Flora had fallen asleep. Lizzie rose gently, hoping not to wake her, and started toward her room. It had been a crazy first-day meeting at the Montgomery ranch. How was she supposed to know there was a wedding going on? And a stroke? Sure was one hell of a way to break the ice with the family, though.
Cole seemed more city slicker than rancher, but thanks to his taking the time to talk with her she’d gotten a glimpse of his inner cowboy, which had probably shaped the man he’d become. The thing that really mixed her up, though, was she really, really liked what she’d seen.
COLE WAS TOO keyed-up to sleep. Worries about his father had peaked a few hours back when he’d been assured by the attending physician that Tiberius Montgomery was stable. He’d sat by his father’s hospital bedside and watched him sleep for an hour or so after that, then decided, as the doctor had said, that it would be okay to go home. He thought about going to his own apartment in Laramie to sleep and be nearby, but decided to head back out to the ranch because of Elisabete.
The last thing he’d expected was to step in on a tired and frazzled woman walking the floors of the living room doing her best to calm a wailing baby. Her nearly black hair had been set free from the earlier braid, and thick tendrils had covered her shoulders.

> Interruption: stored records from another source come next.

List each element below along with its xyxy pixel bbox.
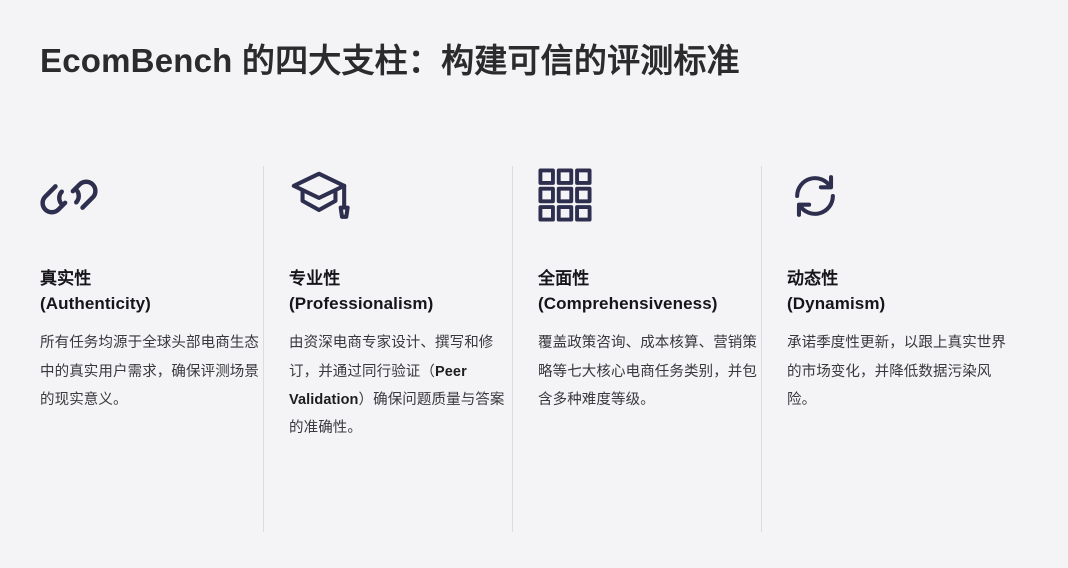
graduation-cap-icon (289, 168, 347, 230)
pillar-body: 所有任务均源于全球头部电商生态中的真实用户需求，确保评测场景的现实意义。 (40, 329, 261, 414)
pillar-heading-en: (Comprehensiveness) (538, 291, 759, 316)
slide-root: EcomBench 的四大支柱：构建可信的评测标准 真实性 (Authentic… (0, 0, 1068, 568)
pillar-heading: 专业性 (Professionalism) (289, 266, 510, 316)
pillar-card-comprehensiveness: 全面性 (Comprehensiveness) 覆盖政策咨询、成本核算、营销策略… (538, 168, 787, 536)
link-icon (40, 168, 98, 230)
pillar-body: 由资深电商专家设计、撰写和修订，并通过同行验证（Peer Validation）… (289, 329, 510, 442)
pillar-heading-en: (Authenticity) (40, 291, 261, 316)
grid-icon (538, 168, 596, 230)
pillar-heading-en: (Professionalism) (289, 291, 510, 316)
pillar-heading-cn: 动态性 (787, 266, 1008, 291)
pillar-card-dynamism: 动态性 (Dynamism) 承诺季度性更新，以跟上真实世界的市场变化，并降低数… (787, 168, 1036, 536)
pillar-body: 承诺季度性更新，以跟上真实世界的市场变化，并降低数据污染风险。 (787, 329, 1008, 414)
pillar-heading: 动态性 (Dynamism) (787, 266, 1008, 316)
pillar-card-authenticity: 真实性 (Authenticity) 所有任务均源于全球头部电商生态中的真实用户… (40, 168, 289, 536)
pillar-body: 覆盖政策咨询、成本核算、营销策略等七大核心电商任务类别，并包含多种难度等级。 (538, 329, 759, 414)
refresh-cycle-icon (787, 168, 845, 230)
pillar-heading: 全面性 (Comprehensiveness) (538, 266, 759, 316)
pillar-heading-cn: 全面性 (538, 266, 759, 291)
pillar-heading: 真实性 (Authenticity) (40, 266, 261, 316)
pillars-row: 真实性 (Authenticity) 所有任务均源于全球头部电商生态中的真实用户… (40, 168, 1036, 536)
page-title: EcomBench 的四大支柱：构建可信的评测标准 (40, 40, 740, 83)
pillar-card-professionalism: 专业性 (Professionalism) 由资深电商专家设计、撰写和修订，并通… (289, 168, 538, 536)
pillar-heading-cn: 专业性 (289, 266, 510, 291)
pillar-heading-en: (Dynamism) (787, 291, 1008, 316)
pillar-heading-cn: 真实性 (40, 266, 261, 291)
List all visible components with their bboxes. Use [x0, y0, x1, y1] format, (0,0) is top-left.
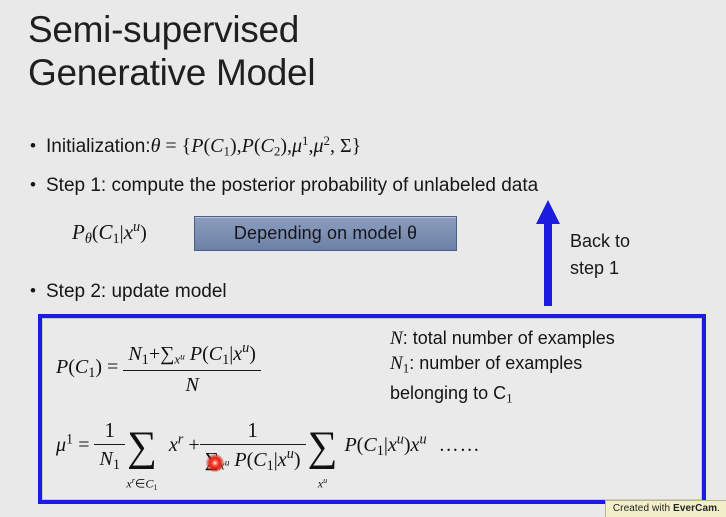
eq2-tail-x-sup: u	[397, 431, 404, 447]
up-arrow-icon	[535, 200, 561, 306]
eq1-num-close: )	[249, 343, 256, 365]
depending-on-model-box: Depending on model θ	[194, 216, 457, 251]
eq2-term-x: x	[169, 434, 178, 456]
init-paren4: ),	[280, 135, 292, 157]
title-line-1: Semi-supervised	[28, 8, 588, 51]
back-caption-line-1: Back to	[570, 228, 630, 255]
eq1-equals: =	[107, 356, 118, 378]
legend-line-1-text: : total number of examples	[403, 328, 615, 348]
init-equals: = {	[160, 135, 191, 157]
eq1-denominator: N	[123, 371, 261, 397]
eq2-frac1-den: N1	[94, 445, 124, 474]
bullet-marker: •	[30, 134, 46, 158]
eq2-tail-c: C	[363, 434, 376, 456]
eq2-plus: +	[188, 434, 199, 456]
eq2-frac2-den-x-sup: u	[287, 446, 294, 462]
eq2-frac2-num: 1	[200, 418, 306, 445]
eq1-c: C	[75, 356, 88, 378]
eq2-frac2-den-c-sub: 1	[267, 458, 274, 474]
watermark-suffix: .	[717, 503, 720, 514]
init-mu2: μ	[314, 135, 324, 157]
slide-canvas: Semi-supervised Generative Model •Initia…	[0, 0, 726, 517]
bullet-step-2-label: Step 2: update model	[46, 281, 227, 302]
posterior-expression: Pθ(C1|xu)	[72, 219, 147, 248]
bullet-step-2: •Step 2: update model	[30, 279, 227, 304]
init-p2: P	[242, 135, 254, 157]
bullet-initialization: •Initialization:θ = {P(C1),P(C2),μ1,μ2, …	[30, 129, 361, 164]
eq2-fraction-1: 1 N1	[94, 418, 124, 474]
eq2-fraction-2: 1 ∑xu P(C1|xu)	[200, 418, 306, 475]
init-c2: C	[261, 135, 274, 157]
eq1-numerator: N1+∑xu P(C1|xu)	[123, 340, 261, 371]
equation-mean-update: μ1 = 1 N1 ∑xr∈C1 xr + 1 ∑xu P(C1|xu) ∑xu…	[56, 418, 481, 475]
watermark-brand: EverCam	[673, 503, 717, 514]
legend-line-3: belonging to C1	[390, 381, 615, 411]
update-model-formula-box: P(C1) = N1+∑xu P(C1|xu) N μ1 = 1 N1 ∑xr∈…	[38, 314, 706, 504]
eq2-sum1-lim-c: C	[145, 477, 153, 491]
equation-prior-update: P(C1) = N1+∑xu P(C1|xu) N	[56, 340, 261, 397]
legend-line-3-text: belonging to C	[390, 383, 506, 403]
eq2-mu: μ	[56, 434, 66, 456]
legend-n1-symbol: N	[390, 353, 403, 374]
back-caption-line-2: step 1	[570, 255, 630, 282]
eq1-num-c: C	[209, 343, 222, 365]
posterior-c-sub: 1	[113, 231, 120, 247]
legend-line-2-text: : number of examples	[409, 353, 582, 373]
eq2-sum2-lim-sup: u	[323, 476, 327, 485]
formula-legend: N: total number of examples N1: number o…	[390, 326, 615, 410]
eq1-p: P	[56, 356, 68, 378]
eq2-frac2-den-x: x	[278, 449, 287, 471]
eq2-frac2-den: ∑xu P(C1|xu)	[200, 445, 306, 475]
eq2-frac1-den-sub: 1	[113, 457, 120, 473]
init-c1: C	[210, 135, 223, 157]
bullet-marker: •	[30, 173, 46, 197]
legend-line-2: N1: number of examples	[390, 351, 615, 381]
init-sigma: , Σ}	[330, 135, 361, 157]
eq2-sum-2: ∑xu	[308, 430, 338, 464]
eq1-open: (	[68, 356, 75, 378]
eq2-tail-close: )	[404, 434, 411, 456]
legend-line-1: N: total number of examples	[390, 326, 615, 351]
eq1-num-x: x	[233, 343, 242, 365]
posterior-close-paren: )	[140, 222, 147, 244]
eq2-sum2-limit: xu	[318, 464, 327, 500]
posterior-theta-sub: θ	[85, 231, 92, 247]
init-theta-symbol: θ	[151, 135, 161, 157]
eq2-frac1-den-n: N	[99, 448, 112, 470]
eq2-ellipsis: ……	[439, 434, 481, 456]
back-to-step-caption: Back to step 1	[570, 228, 630, 282]
legend-line-3-sub: 1	[506, 390, 513, 405]
eq2-sp3	[159, 434, 169, 456]
eq2-tail-p: P	[344, 434, 356, 456]
eq2-tail-mult-sup: u	[419, 431, 426, 447]
depending-on-model-label: Depending on model θ	[234, 223, 417, 244]
eq1-num-p: P	[190, 343, 202, 365]
page-title: Semi-supervised Generative Model	[28, 8, 588, 94]
posterior-c: C	[99, 220, 113, 244]
title-line-2: Generative Model	[28, 51, 588, 94]
eq2-tail-c-sub: 1	[377, 443, 384, 459]
init-mu1: μ	[292, 135, 302, 157]
eq1-num-n: N	[128, 343, 141, 365]
eq2-sum1-lim-c-sub: 1	[153, 483, 157, 492]
eq2-frac2-den-p: P	[234, 449, 246, 471]
eq2-sum-1: ∑xr∈C1	[127, 430, 157, 464]
eq1-num-n-sub: 1	[142, 352, 149, 368]
eq2-sum1-lim-in: ∈	[135, 477, 145, 491]
legend-n-symbol: N	[390, 328, 403, 349]
posterior-open-paren: (	[92, 222, 99, 244]
eq2-tail-x: x	[388, 434, 397, 456]
back-to-step-arrow	[535, 200, 561, 306]
init-paren2: ),	[230, 135, 242, 157]
eq2-frac1-num: 1	[94, 418, 124, 445]
watermark-prefix: Created with	[613, 503, 673, 514]
bullet-step-1-label: Step 1: compute the posterior probabilit…	[46, 175, 538, 196]
eq1-num-open: (	[202, 343, 209, 365]
bullet-initialization-label: Initialization:	[46, 136, 151, 157]
bullet-marker: •	[30, 279, 46, 303]
eq2-frac2-den-c: C	[253, 449, 266, 471]
eq1-plus: +	[149, 343, 160, 365]
eq2-equals: =	[78, 434, 89, 456]
posterior-p: P	[72, 220, 85, 244]
eq2-frac2-den-sum: ∑	[205, 449, 219, 471]
eq2-sum1-limit: xr∈C1	[126, 464, 157, 505]
eq2-frac2-close: )	[294, 449, 301, 471]
init-paren3: (	[254, 135, 261, 157]
posterior-x: x	[124, 220, 133, 244]
init-p1: P	[191, 135, 203, 157]
eq1-sum: ∑	[160, 343, 174, 365]
evercam-watermark: Created with EverCam.	[605, 500, 726, 517]
bullet-step-1: •Step 1: compute the posterior probabili…	[30, 173, 538, 198]
eq1-fraction: N1+∑xu P(C1|xu) N	[123, 340, 261, 397]
eq1-den-n: N	[185, 374, 198, 396]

The contrast with her creamy skin had been unnerving. Then in the kitchen he’d noticed the tiny sexy mole above her upper lip, and had nearly fallen off his chair, which wouldn’t have been a good thing considering he’d been holding her baby.

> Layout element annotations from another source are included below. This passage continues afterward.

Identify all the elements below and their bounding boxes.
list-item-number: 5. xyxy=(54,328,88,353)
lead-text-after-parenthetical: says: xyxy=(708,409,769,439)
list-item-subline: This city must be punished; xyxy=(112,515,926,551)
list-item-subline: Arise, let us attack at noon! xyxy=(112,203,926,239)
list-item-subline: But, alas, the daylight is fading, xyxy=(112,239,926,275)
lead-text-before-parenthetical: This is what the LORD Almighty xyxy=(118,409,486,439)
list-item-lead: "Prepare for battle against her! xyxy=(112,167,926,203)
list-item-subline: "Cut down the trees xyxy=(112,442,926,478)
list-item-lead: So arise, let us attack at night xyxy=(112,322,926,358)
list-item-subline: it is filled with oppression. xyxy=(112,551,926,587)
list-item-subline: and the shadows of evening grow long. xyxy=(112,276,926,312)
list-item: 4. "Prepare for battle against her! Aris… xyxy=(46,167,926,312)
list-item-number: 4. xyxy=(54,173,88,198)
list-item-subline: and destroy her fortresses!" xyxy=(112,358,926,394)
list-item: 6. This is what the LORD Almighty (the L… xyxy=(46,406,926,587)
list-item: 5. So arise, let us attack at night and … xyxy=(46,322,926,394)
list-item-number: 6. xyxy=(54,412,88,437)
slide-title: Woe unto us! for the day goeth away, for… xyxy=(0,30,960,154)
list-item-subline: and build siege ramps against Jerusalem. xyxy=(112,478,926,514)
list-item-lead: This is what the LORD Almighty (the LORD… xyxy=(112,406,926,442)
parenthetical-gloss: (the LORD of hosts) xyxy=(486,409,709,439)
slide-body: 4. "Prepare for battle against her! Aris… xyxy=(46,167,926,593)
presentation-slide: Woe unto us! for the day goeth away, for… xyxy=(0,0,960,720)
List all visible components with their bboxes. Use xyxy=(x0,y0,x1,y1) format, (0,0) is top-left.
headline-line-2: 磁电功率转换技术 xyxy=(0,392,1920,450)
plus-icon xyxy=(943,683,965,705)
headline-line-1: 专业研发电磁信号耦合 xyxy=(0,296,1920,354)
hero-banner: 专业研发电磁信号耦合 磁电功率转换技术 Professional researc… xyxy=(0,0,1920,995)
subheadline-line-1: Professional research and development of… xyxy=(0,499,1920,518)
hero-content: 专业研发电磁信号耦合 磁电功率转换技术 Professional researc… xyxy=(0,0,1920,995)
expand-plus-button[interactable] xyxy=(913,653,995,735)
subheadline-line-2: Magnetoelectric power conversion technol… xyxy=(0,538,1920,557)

She had the potential to be an incredibly beautiful woman, yet did little to enhance it, and still had managed to make him sit up and take notice. When was the last time that had happened? Maybe that was the special factor about naturally attractive women: sometimes they didn’t know it, and that made them all the more appealing. Or maybe it was just her youth.
Not a good thing for their situation, and, he had to be honest, with her fresh out of medical school, he’d be doing a lot of teaching at the clinic.
He sat on his bed, scrubbed a hand over his face, tired to the core, yet restless just the same, and accepted the fact that peace of mind wasn’t in his immediate future. He had a father to rehab, a new-to-him medical clinic to run, a diamond-in-the-rough doctor to train, not to mention an innocent baby who deserved a good start in life to look after. And why should he feel even partly responsible for that, too? Because any decent man understood innocence deserved protection.
He shook his head, then lay back on his pillow. And to think all he’d expected to do when he came home was run his brother’s medical clinic and keep up with his father’s accounting books. Simple, right? He laughed wryly to himself. Since when had life ever played out the way he’d expected?
Good thing he intended to spend the entire day Sunday working the ranch with a couple of Jack’s cowhands, then in the afternoon he’d go to the hospital to check in on his father. It would give Lizzie and Gretchen time to bond with the baby, and hard work had always been the best way Cole knew to run away when his personal life got out of control.